Sundance,
Bloody Sundance
The annual Sundance Film Festival is home to horrible traffic, bitterly cold temperatures, rude film-industry people, and the kind of movies Britney Spears has been known to call 'weird' before walking out of them. But it's also a place where queer films get their chance to find homes with distributors, and the January 2004 bash will be no exception. Romeo's already reported on several of the films selected for this year's fest, such as Bright Young Things, Saved, and Home of Phobia. Joining those will be the gay-Canadian-Muslim-meets-Cary-Grant fantasy Touch of Pink, starring Kyle MacLachlan; Bruce La Bruce's sure-to-be-porny Raspberry Reich; and Julian Hernandez's A Thousand Peace Clouds Encircle the Sky, which won this year's Berlin Film Festival's Teddy Award. There's also Christopher Munch's Harry and Max, a Star Is Born-ish story of a 20-something boy-band singer on the has-been descent and his relationship with a 16-year-old rising teen idol. Documentaries like Tarnation, about a gay man returning home to Texas to take care of his mentally ill mother; The Garden, about teenage Palestinian hustlers; and Everyday People, the Michael Stipe-produced film about neighborhood gentrification, will round it all out. Attendees, start shopping for new parkas!

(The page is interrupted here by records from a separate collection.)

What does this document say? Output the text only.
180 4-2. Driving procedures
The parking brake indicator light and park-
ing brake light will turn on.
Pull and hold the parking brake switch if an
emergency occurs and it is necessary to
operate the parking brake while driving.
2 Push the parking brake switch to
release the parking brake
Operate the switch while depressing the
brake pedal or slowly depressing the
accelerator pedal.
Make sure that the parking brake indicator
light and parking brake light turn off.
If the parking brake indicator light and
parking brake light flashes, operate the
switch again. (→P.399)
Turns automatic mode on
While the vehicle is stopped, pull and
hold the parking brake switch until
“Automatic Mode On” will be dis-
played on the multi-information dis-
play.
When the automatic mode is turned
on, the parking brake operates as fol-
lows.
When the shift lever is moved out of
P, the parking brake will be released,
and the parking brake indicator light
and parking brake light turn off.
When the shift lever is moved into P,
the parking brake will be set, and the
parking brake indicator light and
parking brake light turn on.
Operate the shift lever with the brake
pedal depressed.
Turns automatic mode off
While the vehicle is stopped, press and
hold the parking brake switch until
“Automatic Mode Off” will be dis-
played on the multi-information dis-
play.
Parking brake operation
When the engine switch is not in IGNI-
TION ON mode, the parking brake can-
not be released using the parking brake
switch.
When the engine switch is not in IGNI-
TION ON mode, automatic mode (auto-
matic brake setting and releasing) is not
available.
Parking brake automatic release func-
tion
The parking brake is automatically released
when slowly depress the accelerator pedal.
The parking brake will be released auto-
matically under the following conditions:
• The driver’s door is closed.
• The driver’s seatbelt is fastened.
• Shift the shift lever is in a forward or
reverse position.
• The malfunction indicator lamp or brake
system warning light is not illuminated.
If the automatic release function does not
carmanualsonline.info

Sabato Jr.'s Testosterone Level
Perhaps, like Romeo, you've spent a few sleepless nights wondering what happened to your all-time favorite underwear model, Antonio Sabato Jr. You wondered if he cared about you and your needs enough to come back into the public eye. Well, he does and he is, in a new film from director David Moreton (Edge of Seventeen), the queer-themed Testosterone. In a very loose adaptation by Moreton and novelist Dennis Hensley of late gay author James Robert Baker's novel, the film revolves around a graphic novelist (I'm With Her's equally yummy David Sutcliffe) who's obsessed with tracking down his boyfriend (Sabato, Jr.), who has suddenly disappeared. Kiss of the Spider Woman's Sonia Braga and Legally Blonde's Jennifer Coolidge co-star. And yes, Romeo has it on good authority that underwear will be shed.
Aisha Tyler Moore?
All Over the Guy's Dan Bucatinsky keeps cranking out the TV deals with producing partner Lisa Kudrow. Now the two have are setting up a comedy series at CBS, a workplace sitcom described as being like The Mary Tyler Moore Show (Romeo loves it when people aim high) and set to star up-and-comer Aisha Tyler. What? You've never heard of her? Tyler's one of the many lovely, talented actors out there whose face is somewhat familiar but who's yet to become as ubiquitous as Jennifer Aniston. She played Mother Nature in Santa Clause 2, guested as 'Charlie' on a half-dozen Friends episodes, and hosted E! Talk Soup. So keep your eyes peeled next fall and see if she turns the world on with her smile—or not.
The Tortured Wait
Readers with good long-term memory will recall Romeo's 2001 report about Clive Barker's producing duties on the film Tortured Souls, a project based on his own line of grotesque action figures. Well, finally, that barge is moving a little farther down the river Styx, and there's now a script, as well as a director on board: Barker himself. It's been eight hellish years since Barker's last directorial effort, Lord of Illusions, and Romeo wonders if the man's been in private negotiations with himself all that time. The script will focus on a guy who trades in his wife for a demon, throwing the missus into a purgatory inhabited by monsters. She has to escape, and he has to figure out how to handle his new demonic life. Sounds like a coming-out story.